I strongly disagree.

Fusion works by "offloading" seldom-accessed files from the SSD to the HDD, and then "reloading" more-frequently-accessed files.

With as much space used as the OP reports, I'm going to guess that the SSD portion of his fusion drive is also "at capacity". Perhaps this is pushing his VM disk writes "out to" the HDD. And with the HDD full, and probably EXTREMELY fragmented, the drive's heads are jumping back and forth all over the place for VM calls.

By "splitting" the fusion drive, the owner can control just what goes onto and on with the SSD. Of course the slow HDD is still there, and it's still slow, but now the OS can run, VM and all, "unfettered" (so to speak) by the speed of the HDD.

All that counts is the speed of the SSD, and even a 128gb SSD will run very fast on the internal SATA bus.
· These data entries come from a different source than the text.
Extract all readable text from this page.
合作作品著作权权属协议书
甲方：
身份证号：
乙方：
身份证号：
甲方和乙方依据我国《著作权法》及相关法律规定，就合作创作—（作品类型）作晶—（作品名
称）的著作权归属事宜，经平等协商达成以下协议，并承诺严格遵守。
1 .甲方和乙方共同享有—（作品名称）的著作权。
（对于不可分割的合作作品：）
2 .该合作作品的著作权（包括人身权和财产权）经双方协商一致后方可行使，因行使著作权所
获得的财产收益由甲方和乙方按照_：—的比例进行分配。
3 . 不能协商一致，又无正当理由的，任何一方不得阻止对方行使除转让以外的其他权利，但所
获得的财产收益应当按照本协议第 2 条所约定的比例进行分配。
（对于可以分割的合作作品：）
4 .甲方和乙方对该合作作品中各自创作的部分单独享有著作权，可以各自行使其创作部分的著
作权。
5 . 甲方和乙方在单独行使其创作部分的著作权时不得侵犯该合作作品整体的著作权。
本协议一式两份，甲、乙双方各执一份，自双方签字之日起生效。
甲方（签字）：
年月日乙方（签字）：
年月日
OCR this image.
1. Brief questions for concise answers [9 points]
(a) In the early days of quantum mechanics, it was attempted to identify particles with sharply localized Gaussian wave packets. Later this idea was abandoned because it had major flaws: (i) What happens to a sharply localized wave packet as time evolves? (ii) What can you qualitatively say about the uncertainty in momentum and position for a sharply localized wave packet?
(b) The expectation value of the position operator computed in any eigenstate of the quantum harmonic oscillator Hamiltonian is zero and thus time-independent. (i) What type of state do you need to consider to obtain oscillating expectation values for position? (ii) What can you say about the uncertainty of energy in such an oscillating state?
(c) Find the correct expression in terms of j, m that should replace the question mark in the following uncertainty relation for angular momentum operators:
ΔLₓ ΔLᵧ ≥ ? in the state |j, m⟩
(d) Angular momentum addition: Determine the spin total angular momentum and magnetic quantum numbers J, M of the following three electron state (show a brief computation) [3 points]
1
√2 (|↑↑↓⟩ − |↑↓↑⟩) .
The OP must however take care to NOT "fill up" the home folders on the SSD drive with lots of "stuff" that will use up its space. This will guarantee a good amount of free space for VM swaps, temp files, etc.

---

For the sake of argument, let's say the OP THREW OUT just about ALL of his files, then split the fusion drive, and installed the OS, apps, and small home folders on the SSD drive only -- leaving the HDD "empty" and untouched.

Would you still argue that the SSD drive would not run at its native SSD speeds?
 

bent christian

Suspended
Nov 5, 2015
509
1,966
bent christian wrote:
"Unless the user has a specific need to, I advise against defusing a Fuson drive. Overall, I think the OP would probably not realize much benefit."

I strongly disagree.

Fusion works by "offloading" seldom-accessed files from the SSD to the HDD, and then "reloading" more-frequently-accessed files.
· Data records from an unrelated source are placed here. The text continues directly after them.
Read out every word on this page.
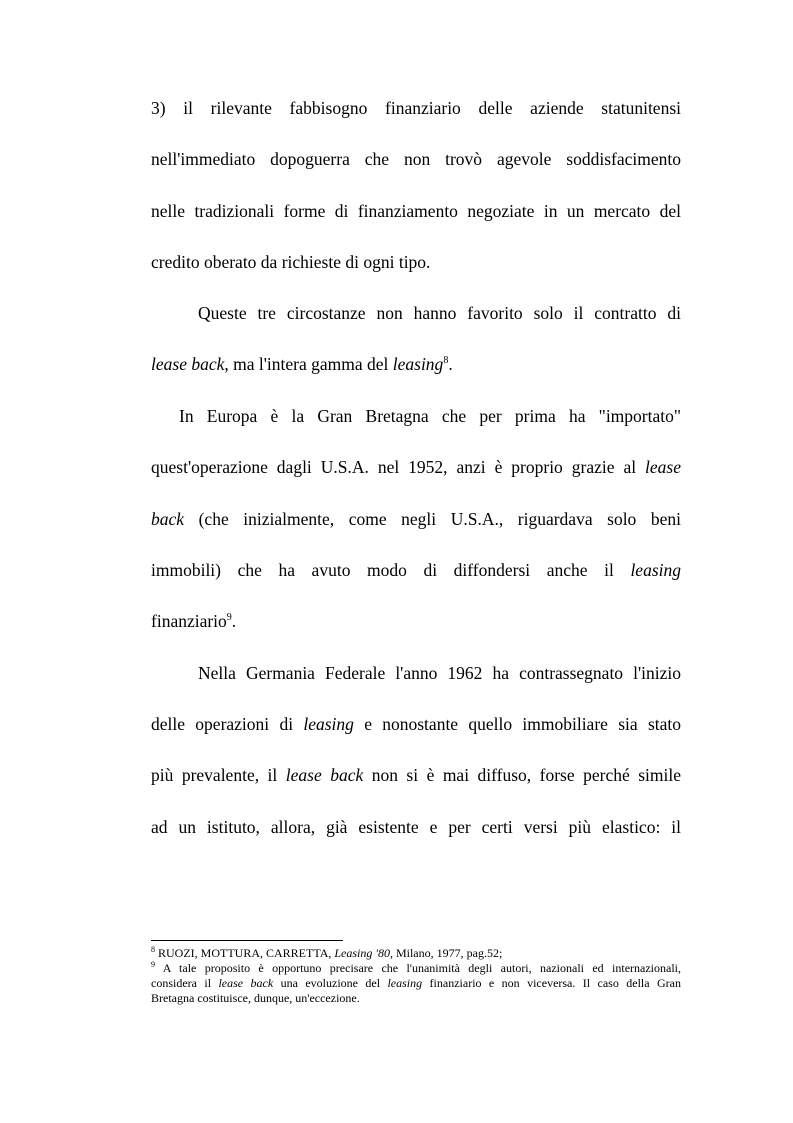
3) il rilevante fabbisogno finanziario delle aziende statunitensi

nell'immediato dopoguerra che non trovò agevole soddisfacimento

nelle tradizionali forme di finanziamento negoziate in un mercato del

credito oberato da richieste di ogni tipo.

Queste tre circostanze non hanno favorito solo il contratto di

lease back, ma l'intera gamma del leasing$^8$.

In Europa è la Gran Bretagna che per prima ha "importato"

quest'operazione dagli U.S.A. nel 1952, anzi è proprio grazie al lease

back (che inizialmente, come negli U.S.A., riguardava solo beni

immobili) che ha avuto modo di diffondersi anche il leasing

finanziario$^9$.

Nella Germania Federale l'anno 1962 ha contrassegnato l'inizio

delle operazioni di leasing e nonostante quello immobiliare sia stato

più prevalente, il lease back non si è mai diffuso, forse perché simile

ad un istituto, allora, già esistente e per certi versi più elastico: il

$^8$ RUOZI, MOTTURA, CARRETTA, Leasing '80, Milano, 1977, pag.52;

$^9$ A tale proposito è opportuno precisare che l'unanimità degli autori, nazionali ed internazionali,

considera il lease back una evoluzione del leasing finanziario e non viceversa. Il caso della Gran

Bretagna costituisce, dunque, un'eccezione.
With as much space used as the OP reports, I'm going to guess that the SSD portion of his fusion drive is also "at capacity". Perhaps this is pushing his VM disk writes "out to" the HDD. And with the HDD full, and probably EXTREMELY fragmented, the drive's heads are jumping back and forth all over the place for VM calls.

By "splitting" the fusion drive, the owner can control just what goes onto and on with the SSD. Of course the slow HDD is still there, and it's still slow, but now the OS can run, VM and all, "unfettered" (so to speak) by the speed of the HDD.

All that counts is the speed of the SSD, and even a 128gb SSD will run very fast on the internal SATA bus.

The OP must however take care to NOT "fill up" the home folders on the SSD drive with lots of "stuff" that will use up its space. This will guarantee a good amount of free space for VM swaps, temp files, etc.

---

For the sake of argument, let's say the OP THREW OUT just about ALL of his files, then split the fusion drive, and installed the OS, apps, and small home folders on the SSD drive only -- leaving the HDD "empty" and untouched.

Would you still argue that the SSD drive would not run at its native SSD speeds?

The solution of splitting the two drive completely sidesteps the most likely root of the problem: only having 2% free drive space.

A user will almost never be as efficient as the Fusion software solution. We are unable to move files block-by-block and we only have estimated guesses of our file usage. There are good, very specific reasons why a person might split the drives. We can't apply those here, it's bad advice.

Free up some space, get your Fusion down to 15% and see if the speeds changes. I think it will.